J5.1 The Complexity and Cloud Formation Potential of Atmospheric Mineral Dust (Invited Presentation)

Monday, 11 January 2016: 4:00 PM
Room 357 ( New Orleans Ernest N. Morial Convention Center)
D. J. Cziczo, MIT, Cambridge, MA; and K. D. Froyd, S. Garimella, C. Christopoulos, and D. Murphy

Recent field studies have shown that mineral dust is abundant throughout the depth of the troposphere despite its large average size and surface source. Both laboratory and field studies also show that mineral dust can act as an effective cloud droplet and ice crystal nucleus. In the case of droplets, this is due to the large surface area and presence of soluble surface species. In the case of ice crystals, the reason for the high nucleation potential is more complicated.
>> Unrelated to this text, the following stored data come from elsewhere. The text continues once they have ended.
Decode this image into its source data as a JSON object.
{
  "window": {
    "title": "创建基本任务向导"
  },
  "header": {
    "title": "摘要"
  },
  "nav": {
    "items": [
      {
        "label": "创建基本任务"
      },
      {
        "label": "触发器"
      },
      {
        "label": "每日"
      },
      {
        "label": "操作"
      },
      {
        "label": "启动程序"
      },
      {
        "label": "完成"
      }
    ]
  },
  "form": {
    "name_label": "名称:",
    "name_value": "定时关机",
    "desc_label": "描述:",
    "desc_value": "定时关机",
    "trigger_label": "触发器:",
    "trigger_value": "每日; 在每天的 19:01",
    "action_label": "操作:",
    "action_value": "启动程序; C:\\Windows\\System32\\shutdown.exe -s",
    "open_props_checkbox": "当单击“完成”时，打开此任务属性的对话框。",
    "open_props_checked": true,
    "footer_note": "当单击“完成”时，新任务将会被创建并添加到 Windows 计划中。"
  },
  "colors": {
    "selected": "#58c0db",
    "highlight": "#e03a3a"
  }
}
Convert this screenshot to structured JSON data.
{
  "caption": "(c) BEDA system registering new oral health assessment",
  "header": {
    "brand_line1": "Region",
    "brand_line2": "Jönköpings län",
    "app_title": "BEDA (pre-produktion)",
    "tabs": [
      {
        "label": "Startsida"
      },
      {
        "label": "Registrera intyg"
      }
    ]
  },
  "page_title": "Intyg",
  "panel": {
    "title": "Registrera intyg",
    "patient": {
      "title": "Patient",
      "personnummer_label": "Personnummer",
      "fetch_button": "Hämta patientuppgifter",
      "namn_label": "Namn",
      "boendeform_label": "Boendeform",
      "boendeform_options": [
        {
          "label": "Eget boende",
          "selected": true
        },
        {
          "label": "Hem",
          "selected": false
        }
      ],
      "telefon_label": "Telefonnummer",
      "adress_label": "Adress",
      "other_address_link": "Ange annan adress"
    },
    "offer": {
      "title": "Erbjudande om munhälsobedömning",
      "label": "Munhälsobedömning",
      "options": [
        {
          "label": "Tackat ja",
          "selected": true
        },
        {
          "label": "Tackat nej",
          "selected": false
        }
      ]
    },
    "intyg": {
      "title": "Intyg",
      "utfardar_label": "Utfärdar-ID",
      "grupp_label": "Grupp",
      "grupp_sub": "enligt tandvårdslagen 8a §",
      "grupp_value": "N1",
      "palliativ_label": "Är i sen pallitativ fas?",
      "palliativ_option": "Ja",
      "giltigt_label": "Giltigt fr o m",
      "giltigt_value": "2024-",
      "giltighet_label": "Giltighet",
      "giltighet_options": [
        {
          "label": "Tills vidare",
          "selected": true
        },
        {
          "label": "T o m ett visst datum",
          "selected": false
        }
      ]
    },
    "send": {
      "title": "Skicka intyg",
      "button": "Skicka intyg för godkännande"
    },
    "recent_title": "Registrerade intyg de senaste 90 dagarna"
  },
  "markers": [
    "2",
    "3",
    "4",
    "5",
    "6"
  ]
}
It is believed that a combination of the insoluble nature of the mineral dust, the presence of ‘active sites' (areas that have ice-like structure), and a large surface area (thereby increasing the probability of having an effective site for nucleation) are all factors in the efficacy. Despite the simple name, ‘atmospheric mineral dust' includes an infinite combination of mineralogies, surface morphologies, and coating states. Moreover, the location from which the mineral dust is emitted has an impact on the composition. Desert regions are generally believed to more readily emit ‘bare' particles whereas fertile regions, although less prone to emission of dust, result in internally mixed particles with e.g. organic components. The coating state, due either to material picked while on the surface of from gas-phase uptake when airborne, is a particularly important issue when considering the potential of mineral dust as a nucleus for cloud formation. A soluble surface coating, such as sulfates and nitrates, will enhance the droplet formation potential versus an identical insoluble mineral dust particle. Conversely, soluble surface coatings have been shown to ‘deactivate' potent ice nuclei, apparently by creating a barrier between gas phase water molecules and the active sites on the surface. The purpose of this presentation is to review the atmospheric importance of mineral dust, with a focus on cloud formation potential. A set of recent laboratory experiments have determined the extent of coatings on mineral dust – both as a fraction of particles that have coatings as well as the thickness of coatings when they are present. Finally, we compare these laboratory findings to field data and report the effect of these coatings on cloud formation with an emphasis placed on the ice nucleation process.